- Relator(a)
- Ministro Ribeiro Dantas
- Órgão julgador
- Quinta Turma
- Data do julgamento
- 12/06/2023
- Data de publicação
- 16/06/2023
STJ – Acórdão, Rel. Ministro Ribeiro Dantas, Quinta Turma, j. 12/06/2023, p. 16/06/2023
AGRAVO REGIMENTAL EM HABEAS CORPUS. TRÁFICO DE DROGAS. VIOLAÇÃO DE DOMICÍLIO. DENÚNCIA ANÔNIMA E FUGA DO AGENTE. INSUFICIÊNCIA DE ELEMENTOS APTOS A CONFIGURAR JUSTA CAUSA. FLGRANTE ILEGALIDADE VERIFICADA. AGRAVO MINISTERIAL DESPROVIDO. 1. Como se percebe dos fundamentos apresentados pelo Tribunal a quo, as fundadas razões para o ingresso no imóvel teriam sido a natureza permanente do tráfico, a existência de prévia denúncia anônima acerca do tráfico no local e a fuga do agente ao avistar a Polícia. 2. Em relação à tentativa de fuga do agente ao avistar policiais, deve-se salientar que, nos termos do entendimento da Sexta Turma deste Superior Tribunal de Justiça, tal circunstância, por si só, não configura a justa causa exigida para autorizar a mitigação do direito à inviolabilidade de domicílio. 3."A mera denúncia anônima, desacompanhada de outros elementos preliminares indicativos de crime, não legitima o ingresso de policiais no domicílio indicado, estando, ausente, assim, nessas situações, justa causa para a medida." (HC 512.418/RJ, Rel.
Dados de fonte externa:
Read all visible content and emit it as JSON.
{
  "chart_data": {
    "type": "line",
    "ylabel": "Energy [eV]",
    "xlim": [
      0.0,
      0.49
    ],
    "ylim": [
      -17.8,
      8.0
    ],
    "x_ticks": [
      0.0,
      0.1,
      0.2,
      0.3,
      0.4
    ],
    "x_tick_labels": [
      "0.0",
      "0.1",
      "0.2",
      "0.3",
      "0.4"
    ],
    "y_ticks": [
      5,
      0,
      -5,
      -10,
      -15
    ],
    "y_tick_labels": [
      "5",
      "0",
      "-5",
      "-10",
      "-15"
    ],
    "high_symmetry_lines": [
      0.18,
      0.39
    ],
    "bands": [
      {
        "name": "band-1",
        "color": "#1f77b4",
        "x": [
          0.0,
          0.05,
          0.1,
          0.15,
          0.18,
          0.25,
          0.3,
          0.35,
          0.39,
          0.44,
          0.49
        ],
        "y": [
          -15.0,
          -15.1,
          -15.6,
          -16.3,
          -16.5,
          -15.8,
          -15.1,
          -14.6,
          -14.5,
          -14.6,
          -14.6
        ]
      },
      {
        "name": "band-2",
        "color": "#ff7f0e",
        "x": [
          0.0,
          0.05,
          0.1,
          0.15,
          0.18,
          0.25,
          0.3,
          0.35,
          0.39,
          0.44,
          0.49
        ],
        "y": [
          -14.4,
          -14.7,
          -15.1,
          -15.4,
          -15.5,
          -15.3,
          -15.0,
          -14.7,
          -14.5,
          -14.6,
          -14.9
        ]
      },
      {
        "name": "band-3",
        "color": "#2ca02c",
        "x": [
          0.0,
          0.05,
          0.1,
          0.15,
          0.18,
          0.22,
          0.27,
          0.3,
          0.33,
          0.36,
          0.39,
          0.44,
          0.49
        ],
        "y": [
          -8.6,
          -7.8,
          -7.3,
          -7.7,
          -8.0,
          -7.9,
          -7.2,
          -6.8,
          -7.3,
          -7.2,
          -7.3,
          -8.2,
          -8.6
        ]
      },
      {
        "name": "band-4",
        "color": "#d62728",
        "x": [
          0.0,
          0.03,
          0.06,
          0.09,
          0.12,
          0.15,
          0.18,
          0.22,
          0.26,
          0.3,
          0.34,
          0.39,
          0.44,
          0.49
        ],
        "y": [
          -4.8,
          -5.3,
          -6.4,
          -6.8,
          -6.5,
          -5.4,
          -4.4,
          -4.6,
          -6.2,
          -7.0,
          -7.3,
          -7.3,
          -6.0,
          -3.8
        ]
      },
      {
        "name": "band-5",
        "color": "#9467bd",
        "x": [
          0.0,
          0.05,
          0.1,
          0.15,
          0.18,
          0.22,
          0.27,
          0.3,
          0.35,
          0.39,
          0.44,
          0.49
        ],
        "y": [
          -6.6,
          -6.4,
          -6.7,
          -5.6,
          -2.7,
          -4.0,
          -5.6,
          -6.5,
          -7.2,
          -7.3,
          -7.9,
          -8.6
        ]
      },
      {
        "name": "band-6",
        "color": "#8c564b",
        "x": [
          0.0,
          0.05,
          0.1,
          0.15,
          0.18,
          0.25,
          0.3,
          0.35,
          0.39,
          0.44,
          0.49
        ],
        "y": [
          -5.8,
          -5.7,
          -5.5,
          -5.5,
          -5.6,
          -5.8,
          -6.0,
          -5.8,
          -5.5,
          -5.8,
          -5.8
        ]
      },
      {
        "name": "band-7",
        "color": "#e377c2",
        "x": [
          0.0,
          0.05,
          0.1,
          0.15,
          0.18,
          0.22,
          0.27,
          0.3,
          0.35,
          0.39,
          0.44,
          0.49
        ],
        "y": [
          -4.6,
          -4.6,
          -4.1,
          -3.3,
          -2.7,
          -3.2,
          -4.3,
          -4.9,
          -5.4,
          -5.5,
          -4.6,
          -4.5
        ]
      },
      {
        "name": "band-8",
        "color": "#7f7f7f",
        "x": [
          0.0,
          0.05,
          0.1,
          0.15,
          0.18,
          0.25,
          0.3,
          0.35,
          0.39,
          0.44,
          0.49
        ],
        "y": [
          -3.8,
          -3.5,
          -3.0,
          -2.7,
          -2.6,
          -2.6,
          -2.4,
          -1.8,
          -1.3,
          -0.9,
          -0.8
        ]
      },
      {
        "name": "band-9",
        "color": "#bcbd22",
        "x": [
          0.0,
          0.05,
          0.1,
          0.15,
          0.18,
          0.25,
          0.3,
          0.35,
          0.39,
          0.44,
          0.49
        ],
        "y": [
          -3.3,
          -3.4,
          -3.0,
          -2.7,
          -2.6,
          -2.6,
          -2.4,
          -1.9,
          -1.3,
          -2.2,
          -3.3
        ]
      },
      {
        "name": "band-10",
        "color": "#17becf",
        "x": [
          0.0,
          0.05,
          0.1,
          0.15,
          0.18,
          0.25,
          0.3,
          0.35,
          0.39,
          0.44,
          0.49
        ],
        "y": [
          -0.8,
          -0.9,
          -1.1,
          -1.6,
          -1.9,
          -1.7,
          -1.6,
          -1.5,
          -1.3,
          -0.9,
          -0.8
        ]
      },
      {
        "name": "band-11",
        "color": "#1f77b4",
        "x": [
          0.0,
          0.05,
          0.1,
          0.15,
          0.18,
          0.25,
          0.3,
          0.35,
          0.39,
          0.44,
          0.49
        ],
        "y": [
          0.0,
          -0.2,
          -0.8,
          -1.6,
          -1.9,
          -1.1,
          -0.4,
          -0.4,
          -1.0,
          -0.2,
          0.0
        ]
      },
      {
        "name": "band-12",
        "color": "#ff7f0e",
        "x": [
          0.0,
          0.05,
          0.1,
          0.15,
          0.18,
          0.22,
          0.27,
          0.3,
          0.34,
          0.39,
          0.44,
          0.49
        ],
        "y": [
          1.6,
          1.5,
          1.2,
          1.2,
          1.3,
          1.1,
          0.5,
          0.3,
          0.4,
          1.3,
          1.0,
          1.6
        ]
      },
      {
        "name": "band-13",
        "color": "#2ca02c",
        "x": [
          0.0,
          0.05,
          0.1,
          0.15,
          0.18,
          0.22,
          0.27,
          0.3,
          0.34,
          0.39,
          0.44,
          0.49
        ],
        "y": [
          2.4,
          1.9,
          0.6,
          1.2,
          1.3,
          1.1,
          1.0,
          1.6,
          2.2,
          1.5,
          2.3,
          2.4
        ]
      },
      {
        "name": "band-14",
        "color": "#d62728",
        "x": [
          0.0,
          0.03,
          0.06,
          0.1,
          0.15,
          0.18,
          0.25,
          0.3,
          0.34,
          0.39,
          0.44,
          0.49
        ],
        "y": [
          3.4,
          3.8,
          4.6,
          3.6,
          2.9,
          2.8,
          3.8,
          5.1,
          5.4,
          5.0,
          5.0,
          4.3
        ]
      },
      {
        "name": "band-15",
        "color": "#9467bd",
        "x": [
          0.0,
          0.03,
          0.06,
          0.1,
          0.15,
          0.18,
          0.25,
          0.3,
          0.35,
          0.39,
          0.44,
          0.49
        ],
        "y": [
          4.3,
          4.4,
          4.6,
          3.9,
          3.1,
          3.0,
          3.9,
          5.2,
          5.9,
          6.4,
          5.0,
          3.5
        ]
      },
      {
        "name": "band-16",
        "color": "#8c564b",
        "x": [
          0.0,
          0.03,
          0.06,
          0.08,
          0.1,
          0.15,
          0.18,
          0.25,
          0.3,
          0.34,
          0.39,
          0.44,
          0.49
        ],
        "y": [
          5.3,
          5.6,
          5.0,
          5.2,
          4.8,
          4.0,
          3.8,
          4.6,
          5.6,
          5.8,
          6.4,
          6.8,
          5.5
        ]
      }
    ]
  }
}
Ministro NEFI CORDEIRO, SEXTA TURMA, julgado em 26/11/2019, DJe 03/12/2019.) 4. Em situação bastante semelhante à dos presentes autos, na qual se contou com "denúncia anônima" e fuga do morador após visualizar os policiais, a Sexta Turma desta Corte entendeu que, mesmo diante da conjugação de desses dois fatores, não se estaria diante de justa causa. Aquele Órgão julgador ressaltou a imprescindibilidade de prévia investigação policial para verificar a veracidade das informações recebidas: 5. Na hipótese dos autos, embora haja menção a prévio monitoramento da polícia no local, certo é que não visualizaram nenhum ato típico de traficância. Conforme destacado no voto vencido, "Não há referência específica à conduta suspeita, troca de objetos ou qualquer ato de mercancia. Sobre prévia investigação, não houve menção a elementos concretos colhidos em monitoramento ou campanas, apenas a referência abstrata de que o acusado estaria praticando tráfico ilícito de entorpecentes em sua residência. Havia, portanto, no máximo, mera [e não fundada] suspeita." (e-STJ, fl. 415). 6. Agravo regimental desprovido. (AgRg no HC n. 804.023/RS, relator Ministro Ribeiro Dantas, Quinta Turma, julgado em 12/6/2023, DJe de 16/6/2023.)